To the Editor:
We, as the authors of the study described in your Nov. 18 story on internal risk ratings, would like to correct an important misimpression regarding the conclusions of the study.
Our study ("Credit Risk Ratings at Large U.S. Banks") was undertaken to enhance understanding of current practice and encourage further enhancement of bank capabilities in this important area of credit risk management.
In contrast to the impression left by the story and its headline ("Fed Study: Bank Risk Models Too Weak for Setting Capital"), the study dealt with capital standards only briefly, in a section near the end of the article dealing with potential use of ratings by regulators, analysts, and rating agencies.

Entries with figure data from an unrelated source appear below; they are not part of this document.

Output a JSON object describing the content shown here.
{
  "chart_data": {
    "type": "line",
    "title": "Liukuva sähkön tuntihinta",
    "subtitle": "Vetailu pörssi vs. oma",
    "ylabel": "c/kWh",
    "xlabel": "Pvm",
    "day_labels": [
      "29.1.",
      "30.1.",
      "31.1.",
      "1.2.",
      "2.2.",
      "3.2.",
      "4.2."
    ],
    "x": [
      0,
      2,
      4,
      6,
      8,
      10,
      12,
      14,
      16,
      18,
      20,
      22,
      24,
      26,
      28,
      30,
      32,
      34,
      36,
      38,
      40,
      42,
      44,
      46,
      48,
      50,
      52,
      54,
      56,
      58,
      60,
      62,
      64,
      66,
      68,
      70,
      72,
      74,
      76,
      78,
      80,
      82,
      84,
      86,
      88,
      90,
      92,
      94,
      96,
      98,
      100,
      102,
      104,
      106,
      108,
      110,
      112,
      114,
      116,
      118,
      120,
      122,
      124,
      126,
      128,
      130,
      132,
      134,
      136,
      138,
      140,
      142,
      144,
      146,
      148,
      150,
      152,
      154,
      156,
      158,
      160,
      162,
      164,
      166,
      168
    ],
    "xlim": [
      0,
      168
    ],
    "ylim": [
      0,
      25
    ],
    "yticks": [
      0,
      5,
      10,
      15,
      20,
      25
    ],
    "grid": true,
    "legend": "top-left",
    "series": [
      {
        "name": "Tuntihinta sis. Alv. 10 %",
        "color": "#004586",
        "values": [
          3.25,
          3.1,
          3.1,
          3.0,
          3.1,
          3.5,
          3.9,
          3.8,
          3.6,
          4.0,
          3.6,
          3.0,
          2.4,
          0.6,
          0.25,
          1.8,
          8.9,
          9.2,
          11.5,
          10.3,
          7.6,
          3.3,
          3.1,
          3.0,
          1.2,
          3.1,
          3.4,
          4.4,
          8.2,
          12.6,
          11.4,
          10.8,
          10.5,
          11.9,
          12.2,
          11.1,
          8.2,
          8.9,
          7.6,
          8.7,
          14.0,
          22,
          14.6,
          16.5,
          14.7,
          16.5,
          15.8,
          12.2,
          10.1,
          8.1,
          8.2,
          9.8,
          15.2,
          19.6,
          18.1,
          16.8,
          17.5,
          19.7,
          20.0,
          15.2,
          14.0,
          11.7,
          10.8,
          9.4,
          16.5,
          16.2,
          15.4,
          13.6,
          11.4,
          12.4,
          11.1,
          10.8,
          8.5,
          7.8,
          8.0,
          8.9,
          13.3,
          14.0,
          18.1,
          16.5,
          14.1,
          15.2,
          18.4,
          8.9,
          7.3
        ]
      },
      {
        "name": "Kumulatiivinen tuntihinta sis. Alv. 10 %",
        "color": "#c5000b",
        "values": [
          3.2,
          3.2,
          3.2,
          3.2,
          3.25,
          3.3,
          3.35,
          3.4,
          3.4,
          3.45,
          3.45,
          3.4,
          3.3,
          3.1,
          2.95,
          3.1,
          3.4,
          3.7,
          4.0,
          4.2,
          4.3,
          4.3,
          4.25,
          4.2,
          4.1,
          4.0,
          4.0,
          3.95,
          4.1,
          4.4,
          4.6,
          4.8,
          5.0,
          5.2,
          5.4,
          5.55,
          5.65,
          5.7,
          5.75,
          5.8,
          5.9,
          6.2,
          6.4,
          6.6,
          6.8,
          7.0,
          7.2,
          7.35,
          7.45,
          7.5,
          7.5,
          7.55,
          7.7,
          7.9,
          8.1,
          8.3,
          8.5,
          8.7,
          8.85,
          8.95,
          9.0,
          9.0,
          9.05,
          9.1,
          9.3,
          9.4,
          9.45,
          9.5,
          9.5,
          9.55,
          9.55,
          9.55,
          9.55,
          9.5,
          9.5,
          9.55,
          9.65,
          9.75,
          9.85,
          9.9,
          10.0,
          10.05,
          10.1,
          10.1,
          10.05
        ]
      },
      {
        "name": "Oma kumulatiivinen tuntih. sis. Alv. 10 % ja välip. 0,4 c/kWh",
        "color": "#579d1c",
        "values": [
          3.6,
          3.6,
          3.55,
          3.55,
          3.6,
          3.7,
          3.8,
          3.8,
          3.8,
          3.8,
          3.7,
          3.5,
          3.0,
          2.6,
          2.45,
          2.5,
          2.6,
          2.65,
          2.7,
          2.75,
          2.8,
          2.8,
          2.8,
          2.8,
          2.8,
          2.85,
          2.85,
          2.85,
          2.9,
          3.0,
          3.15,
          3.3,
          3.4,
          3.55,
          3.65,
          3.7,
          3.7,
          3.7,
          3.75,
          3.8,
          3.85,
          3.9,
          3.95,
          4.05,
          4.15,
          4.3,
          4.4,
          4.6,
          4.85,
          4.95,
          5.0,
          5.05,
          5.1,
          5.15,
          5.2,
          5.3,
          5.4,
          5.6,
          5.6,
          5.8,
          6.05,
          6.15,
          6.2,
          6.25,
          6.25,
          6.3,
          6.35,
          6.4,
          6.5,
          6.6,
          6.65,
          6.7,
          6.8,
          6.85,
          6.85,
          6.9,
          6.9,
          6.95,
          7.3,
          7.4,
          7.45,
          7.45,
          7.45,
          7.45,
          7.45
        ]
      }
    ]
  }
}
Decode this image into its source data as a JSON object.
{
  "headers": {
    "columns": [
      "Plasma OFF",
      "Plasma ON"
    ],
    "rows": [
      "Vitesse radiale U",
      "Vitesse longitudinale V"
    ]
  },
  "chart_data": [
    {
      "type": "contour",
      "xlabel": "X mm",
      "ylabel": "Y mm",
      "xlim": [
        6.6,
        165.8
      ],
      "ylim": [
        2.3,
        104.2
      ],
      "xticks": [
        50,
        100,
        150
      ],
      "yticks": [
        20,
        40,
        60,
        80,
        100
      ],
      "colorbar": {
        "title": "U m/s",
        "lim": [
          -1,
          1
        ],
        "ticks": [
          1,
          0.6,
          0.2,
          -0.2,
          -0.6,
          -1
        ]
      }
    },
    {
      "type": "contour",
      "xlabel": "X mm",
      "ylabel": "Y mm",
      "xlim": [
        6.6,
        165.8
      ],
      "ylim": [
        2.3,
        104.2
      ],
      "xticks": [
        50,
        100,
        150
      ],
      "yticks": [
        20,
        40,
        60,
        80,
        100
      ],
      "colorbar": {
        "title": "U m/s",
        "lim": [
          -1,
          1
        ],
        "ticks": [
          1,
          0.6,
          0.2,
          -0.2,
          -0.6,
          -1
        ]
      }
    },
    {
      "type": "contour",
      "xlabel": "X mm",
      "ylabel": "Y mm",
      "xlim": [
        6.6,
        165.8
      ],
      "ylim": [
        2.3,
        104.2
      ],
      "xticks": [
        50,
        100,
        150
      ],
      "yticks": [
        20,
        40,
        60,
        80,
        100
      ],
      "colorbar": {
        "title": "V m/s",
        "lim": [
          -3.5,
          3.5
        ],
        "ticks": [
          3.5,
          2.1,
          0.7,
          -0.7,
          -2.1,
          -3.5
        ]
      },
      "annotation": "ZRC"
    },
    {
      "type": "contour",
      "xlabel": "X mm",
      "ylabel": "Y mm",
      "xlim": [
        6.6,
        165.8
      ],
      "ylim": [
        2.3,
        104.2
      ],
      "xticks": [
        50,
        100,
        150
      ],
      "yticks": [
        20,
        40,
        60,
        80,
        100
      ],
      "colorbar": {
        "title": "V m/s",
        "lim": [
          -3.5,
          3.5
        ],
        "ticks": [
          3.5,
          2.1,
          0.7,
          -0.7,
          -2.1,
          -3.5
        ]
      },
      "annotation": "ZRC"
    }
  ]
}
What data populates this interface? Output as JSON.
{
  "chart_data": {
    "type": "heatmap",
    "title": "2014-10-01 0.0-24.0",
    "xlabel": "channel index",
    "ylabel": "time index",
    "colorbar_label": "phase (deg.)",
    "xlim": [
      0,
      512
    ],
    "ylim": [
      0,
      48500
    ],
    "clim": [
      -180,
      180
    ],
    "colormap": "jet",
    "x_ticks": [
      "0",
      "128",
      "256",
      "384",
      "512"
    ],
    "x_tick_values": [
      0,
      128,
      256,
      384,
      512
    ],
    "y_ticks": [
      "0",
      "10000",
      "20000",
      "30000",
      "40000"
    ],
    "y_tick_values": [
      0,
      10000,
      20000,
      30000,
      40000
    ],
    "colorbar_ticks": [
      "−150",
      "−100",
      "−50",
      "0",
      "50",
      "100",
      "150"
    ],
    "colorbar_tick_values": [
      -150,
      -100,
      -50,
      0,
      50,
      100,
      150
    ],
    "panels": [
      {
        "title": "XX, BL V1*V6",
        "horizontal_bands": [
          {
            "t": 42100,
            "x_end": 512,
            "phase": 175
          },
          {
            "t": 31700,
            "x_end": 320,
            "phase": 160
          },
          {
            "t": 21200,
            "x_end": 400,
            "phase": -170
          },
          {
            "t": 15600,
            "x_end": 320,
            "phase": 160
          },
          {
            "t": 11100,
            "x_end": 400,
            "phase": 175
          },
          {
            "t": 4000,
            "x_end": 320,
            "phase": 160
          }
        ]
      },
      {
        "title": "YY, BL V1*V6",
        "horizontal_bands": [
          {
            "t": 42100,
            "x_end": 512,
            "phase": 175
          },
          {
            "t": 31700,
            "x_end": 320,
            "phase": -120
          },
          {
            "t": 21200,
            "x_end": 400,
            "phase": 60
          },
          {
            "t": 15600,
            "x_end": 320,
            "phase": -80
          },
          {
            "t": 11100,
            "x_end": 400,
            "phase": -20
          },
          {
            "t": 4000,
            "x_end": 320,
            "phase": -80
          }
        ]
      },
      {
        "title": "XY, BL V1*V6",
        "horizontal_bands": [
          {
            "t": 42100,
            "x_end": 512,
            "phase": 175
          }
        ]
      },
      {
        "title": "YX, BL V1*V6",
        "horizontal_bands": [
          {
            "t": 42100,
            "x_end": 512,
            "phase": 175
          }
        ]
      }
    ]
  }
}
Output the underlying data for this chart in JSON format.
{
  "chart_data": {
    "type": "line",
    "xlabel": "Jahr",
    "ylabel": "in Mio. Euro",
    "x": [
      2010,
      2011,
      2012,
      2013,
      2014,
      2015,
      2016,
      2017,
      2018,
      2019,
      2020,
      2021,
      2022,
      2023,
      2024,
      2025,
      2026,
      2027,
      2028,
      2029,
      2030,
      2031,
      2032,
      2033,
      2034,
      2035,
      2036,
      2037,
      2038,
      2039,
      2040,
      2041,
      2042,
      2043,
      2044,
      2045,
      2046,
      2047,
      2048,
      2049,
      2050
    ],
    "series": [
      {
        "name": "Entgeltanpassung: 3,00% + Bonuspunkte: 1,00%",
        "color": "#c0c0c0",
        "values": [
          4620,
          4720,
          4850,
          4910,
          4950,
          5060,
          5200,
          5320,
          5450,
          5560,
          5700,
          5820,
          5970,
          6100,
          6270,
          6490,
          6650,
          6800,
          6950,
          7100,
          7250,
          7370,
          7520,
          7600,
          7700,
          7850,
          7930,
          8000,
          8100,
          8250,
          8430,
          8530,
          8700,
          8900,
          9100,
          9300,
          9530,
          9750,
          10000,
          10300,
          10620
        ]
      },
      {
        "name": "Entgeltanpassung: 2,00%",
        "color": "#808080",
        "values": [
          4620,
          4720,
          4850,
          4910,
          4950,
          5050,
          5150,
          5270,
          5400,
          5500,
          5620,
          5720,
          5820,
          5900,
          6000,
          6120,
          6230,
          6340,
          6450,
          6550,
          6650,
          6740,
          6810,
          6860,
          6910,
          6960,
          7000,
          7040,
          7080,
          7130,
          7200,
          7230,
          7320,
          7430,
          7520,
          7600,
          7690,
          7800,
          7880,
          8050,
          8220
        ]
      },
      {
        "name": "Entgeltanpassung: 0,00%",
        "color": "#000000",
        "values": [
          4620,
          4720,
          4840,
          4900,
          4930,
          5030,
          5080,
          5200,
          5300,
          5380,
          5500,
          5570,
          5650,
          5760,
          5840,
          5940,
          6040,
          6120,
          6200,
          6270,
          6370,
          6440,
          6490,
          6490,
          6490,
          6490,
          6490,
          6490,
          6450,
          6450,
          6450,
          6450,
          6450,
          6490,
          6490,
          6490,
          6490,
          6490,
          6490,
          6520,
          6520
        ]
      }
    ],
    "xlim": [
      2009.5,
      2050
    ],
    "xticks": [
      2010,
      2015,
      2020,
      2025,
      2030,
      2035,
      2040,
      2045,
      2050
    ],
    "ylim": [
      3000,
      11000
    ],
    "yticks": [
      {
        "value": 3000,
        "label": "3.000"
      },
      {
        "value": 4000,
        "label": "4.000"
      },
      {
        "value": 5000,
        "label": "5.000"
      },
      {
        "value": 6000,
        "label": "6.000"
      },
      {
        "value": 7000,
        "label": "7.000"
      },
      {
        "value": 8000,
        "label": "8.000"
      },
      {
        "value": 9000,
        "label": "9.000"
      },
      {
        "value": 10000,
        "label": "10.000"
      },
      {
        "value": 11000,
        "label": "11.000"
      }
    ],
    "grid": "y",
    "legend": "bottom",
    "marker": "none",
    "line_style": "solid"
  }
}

Our conclusion on this point (as was correctly but belatedly cited in the middle of your story) was that use of ratings for regulatory capital purposes is indeed feasible, although enhancements to both bank and supervisory practices would be needed.
We were particularly concerned with the article's assertion that our work suggests that internal ratings "cannot be used to determine capital needs." While we appreciate your paper's attention to the study and the important subject of risk management, we urge careful interpretation of such work.
We would encourage readers with any lingering confusion or further curiosity to review the study itself (available at www.federalreserve.gov and in the current Federal Reserve Bulletin).
William F. Treacy
Mark S. Carey
Mr. Treacy is a supervisory financial analyst in the Fed's division of banking supervision and regulation. Mr. Carey is an economist with the division of research and statistics.